The sketches on this page are drawings or caricatures of Bible teachers at then-David Lipscomb University in the early 1980s. I hope Lipscomb readers will enjoy these, and good luck in guessing their identities…
Taking a risk: Being more open about locally controversial beliefs
Critically — personally, at least — this is the first time these "highly controversial" subjects will be discussed in detail by this writer with a prominent Nashville conservative (fundamentalist) Christian. Why have I decided to become so open about this, even to the point of risking total rejection and reprimand from someone who knows my folks? It is also very important to note that I have kept my opinions — including these writings — largely hidden from most conservative Christians — including my family, close friends of the family, Lipscomb University officials, church members, and so on.
Such secrecy about one’s religious beliefs will surely sound silly, or even ludicrous, to some readers; however, let me assure you that religious beliefs are no small thing within the local circles of Lipscomb University and community Churches of Christ. When one raised as I was, in a family of relative prominence, leaving the church is considered to be a scandal in some eyes!
It might have been much more serious, had I been vocal about my evolving religious and spiritual beliefs while my father still served as an elder in a large local Church of Christ. Technically speaking — and depending upon the degree of literal Bible interpretation by the other elders, deacons, and even the members of that particular church congregation — having an "unbelieving" son would have required his resignation from the eldership… no trivial matter.
So I kept quiet about my "different" beliefs for a decade and a half. Only recently — the last couple of years or so — have I begun to publish articles about religion and spirituality.

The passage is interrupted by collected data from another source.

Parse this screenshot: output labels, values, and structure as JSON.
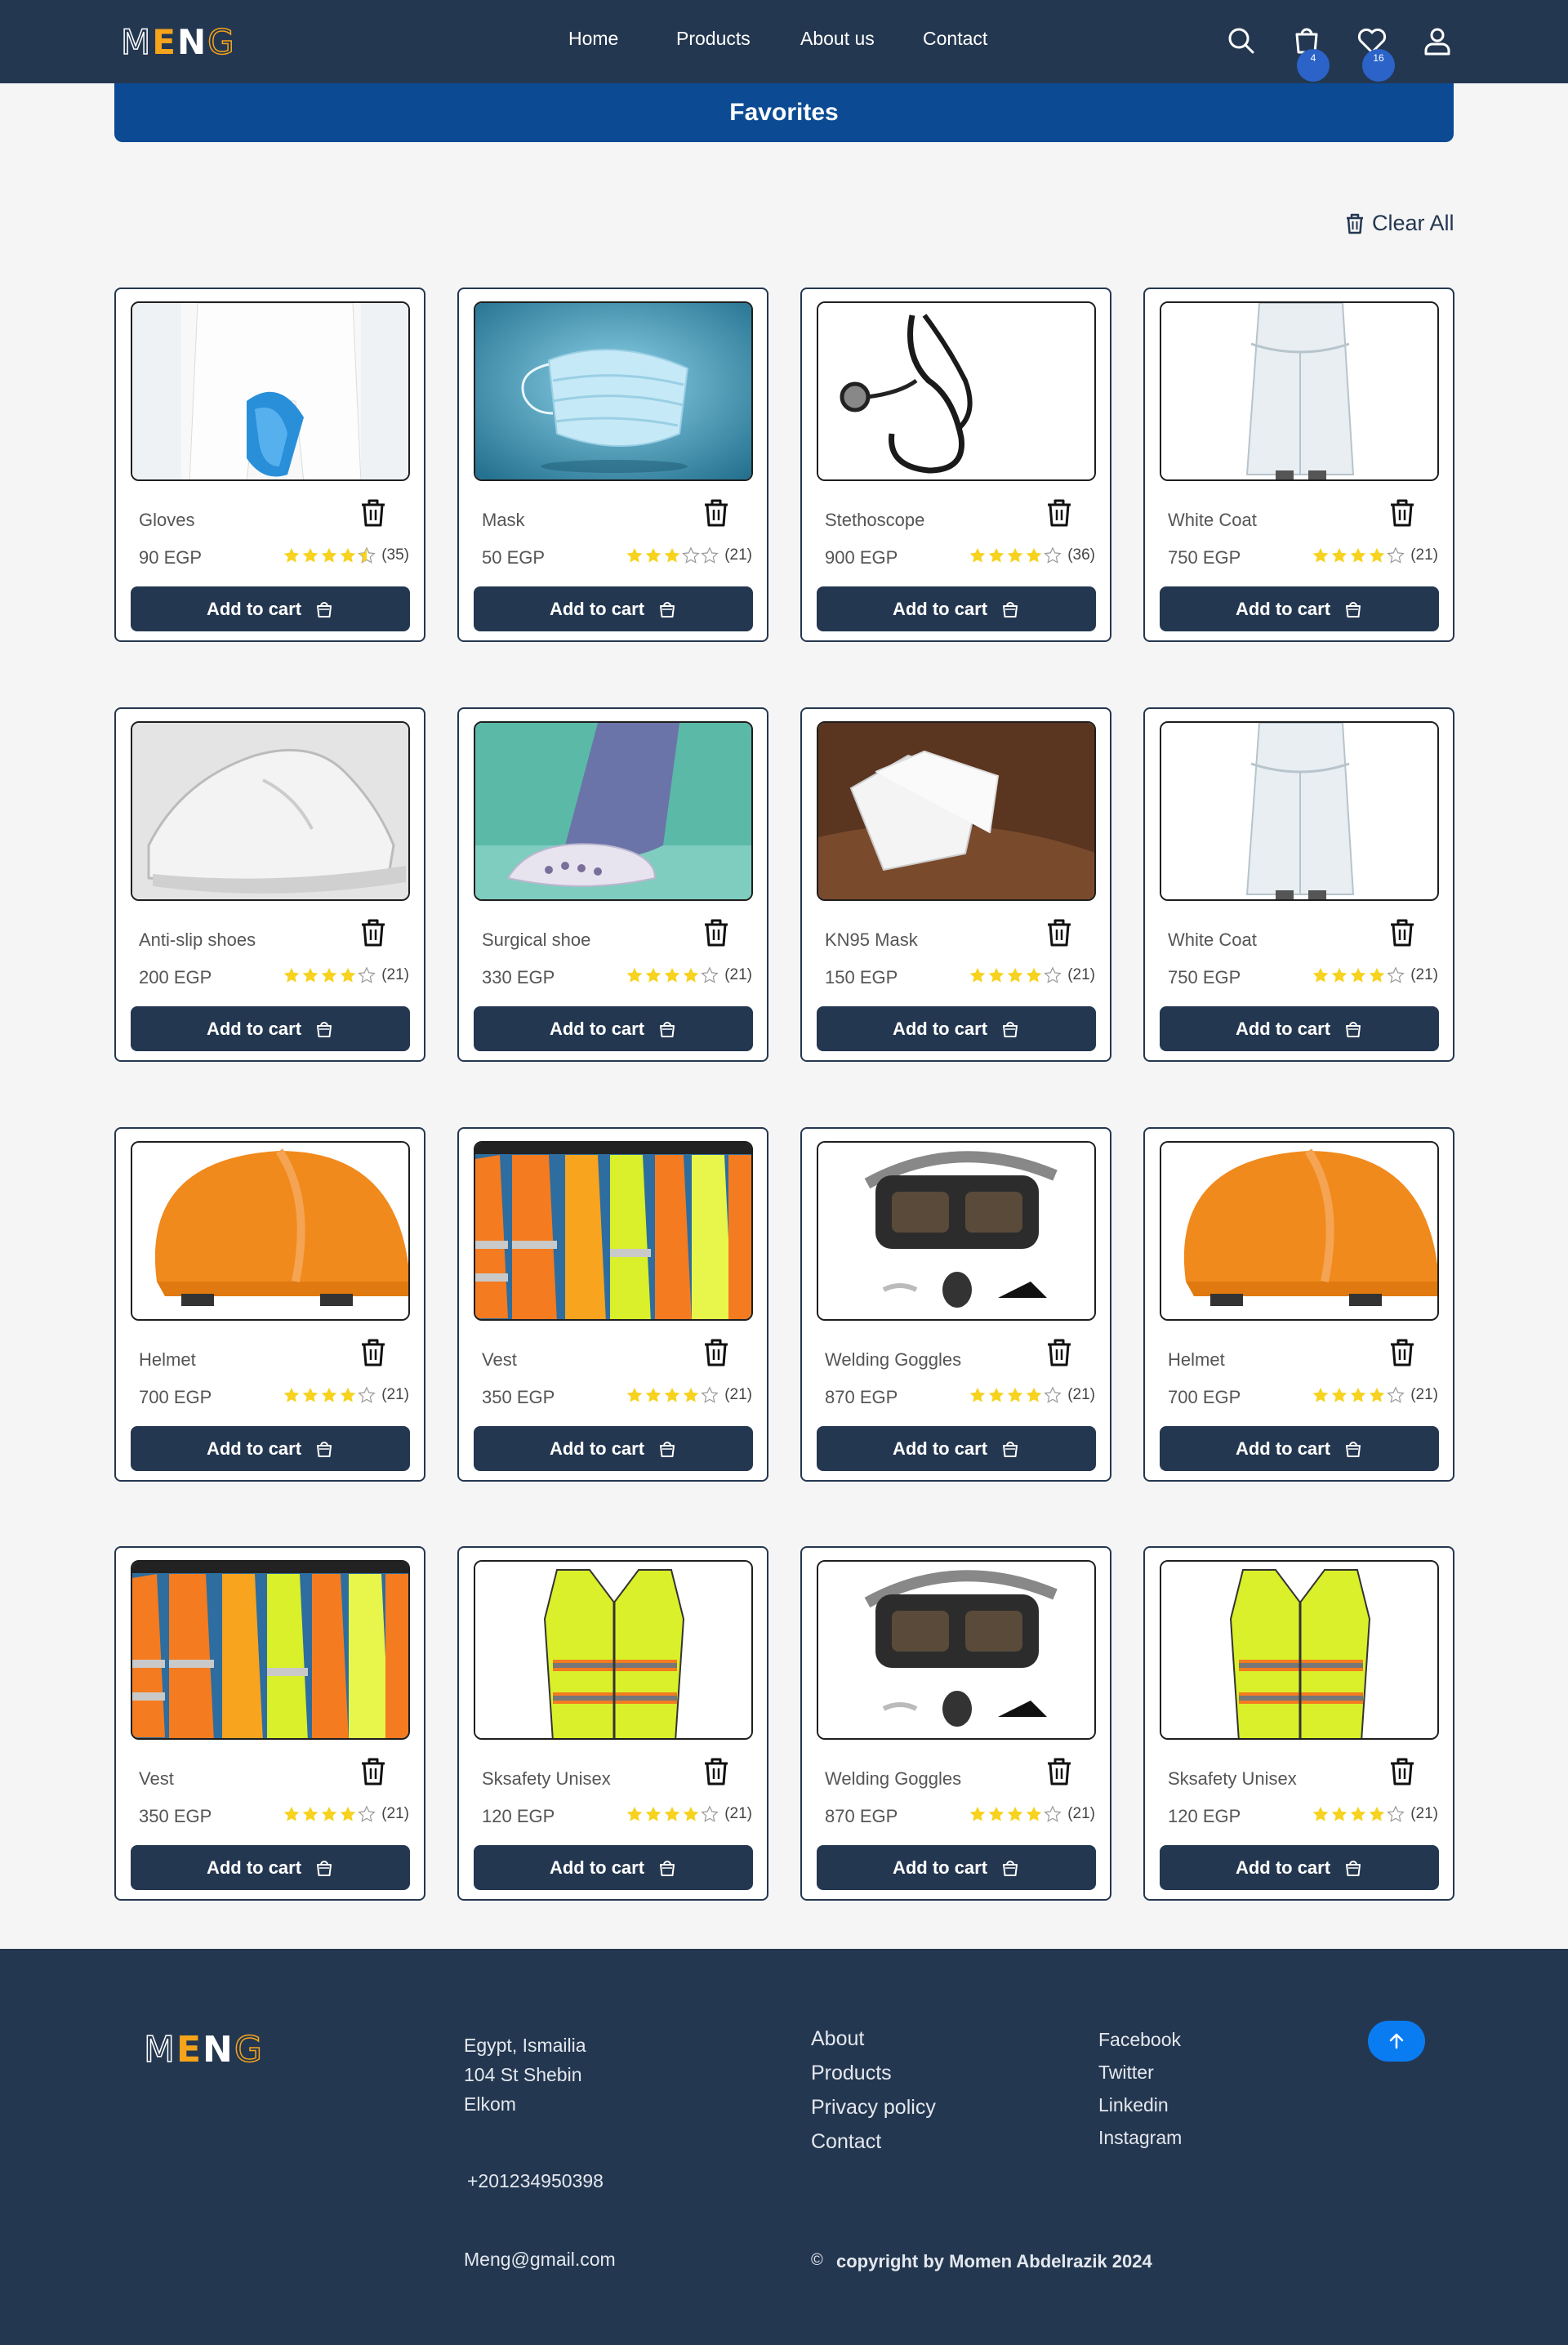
{
  "brand": {
    "logo_letters": [
      "M",
      "E",
      "N",
      "G"
    ]
  },
  "nav": {
    "links": [
      "Home",
      "Products",
      "About us",
      "Contact"
    ],
    "cart_count": "4",
    "favorites_count": "16"
  },
  "page": {
    "title": "Favorites",
    "clear_all": "Clear All"
  },
  "products": [
    {
      "name": "Gloves",
      "price": "90 EGP",
      "rating": 4.5,
      "count": "(35)",
      "img": "gloves"
    },
    {
      "name": "Mask",
      "price": "50 EGP",
      "rating": 3,
      "count": "(21)",
      "img": "mask"
    },
    {
      "name": "Stethoscope",
      "price": "900 EGP",
      "rating": 4,
      "count": "(36)",
      "img": "stethoscope"
    },
    {
      "name": "White Coat",
      "price": "750 EGP",
      "rating": 4,
      "count": "(21)",
      "img": "coat"
    },
    {
      "name": "Anti-slip shoes",
      "price": "200 EGP",
      "rating": 4,
      "count": "(21)",
      "img": "shoe"
    },
    {
      "name": "Surgical shoe",
      "price": "330 EGP",
      "rating": 4,
      "count": "(21)",
      "img": "clog"
    },
    {
      "name": "KN95 Mask",
      "price": "150 EGP",
      "rating": 4,
      "count": "(21)",
      "img": "kn95"
    },
    {
      "name": "White Coat",
      "price": "750 EGP",
      "rating": 4,
      "count": "(21)",
      "img": "coat"
    },
    {
      "name": "Helmet",
      "price": "700 EGP",
      "rating": 4,
      "count": "(21)",
      "img": "helmet"
    },
    {
      "name": "Vest",
      "price": "350 EGP",
      "rating": 4,
      "count": "(21)",
      "img": "vests"
    },
    {
      "name": "Welding Goggles",
      "price": "870 EGP",
      "rating": 4,
      "count": "(21)",
      "img": "goggles"
    },
    {
      "name": "Helmet",
      "price": "700 EGP",
      "rating": 4,
      "count": "(21)",
      "img": "helmet"
    },
    {
      "name": "Vest",
      "price": "350 EGP",
      "rating": 4,
      "count": "(21)",
      "img": "vests"
    },
    {
      "name": "Sksafety Unisex",
      "price": "120 EGP",
      "rating": 4,
      "count": "(21)",
      "img": "vest"
    },
    {
      "name": "Welding Goggles",
      "price": "870 EGP",
      "rating": 4,
      "count": "(21)",
      "img": "goggles"
    },
    {
      "name": "Sksafety Unisex",
      "price": "120 EGP",
      "rating": 4,
      "count": "(21)",
      "img": "vest"
    }
  ],
  "card": {
    "add_to_cart": "Add to cart"
  },
  "footer": {
    "address": [
      "Egypt, Ismailia",
      "104 St Shebin",
      "Elkom"
    ],
    "phone": "+201234950398",
    "email": "Meng@gmail.com",
    "links": [
      "About",
      "Products",
      "Privacy policy",
      "Contact"
    ],
    "social": [
      "Facebook",
      "Twitter",
      "Linkedin",
      "Instagram"
    ],
    "copyright_symbol": "©",
    "copyright": "copyright by Momen Abdelrazik 2024"
  },
  "colors": {
    "navy": "#243750",
    "banner": "#0c4a93",
    "star": "#f7d21e",
    "accent": "#f5a41b",
    "scroll_top": "#0a7cf2"
  },
  "icons": [
    "search-icon",
    "cart-icon",
    "heart-icon",
    "user-icon",
    "trash-icon",
    "star-icon",
    "arrow-up-icon"
  ]
}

Even then, as you may have noticed, the name of the author is Samana. (Samana is not my name!)
I have spent much of my life carefully studying religion and spirituality, their contrasts, how religion and spirituality relate to science, history, philosophy, and numerous other subjects, etc. In a sense, the seriousness and depth of my ongoing spiritual quest (largely held close to the vest) and the related experiences have been a roller-coaster ride!
To me, nothing is more important in life than the quest for spiritual truth and development; interestingly, this opinion has been one of few to successfully carry over from my early, frequent exposure to Nashville-style religious fundamentalism!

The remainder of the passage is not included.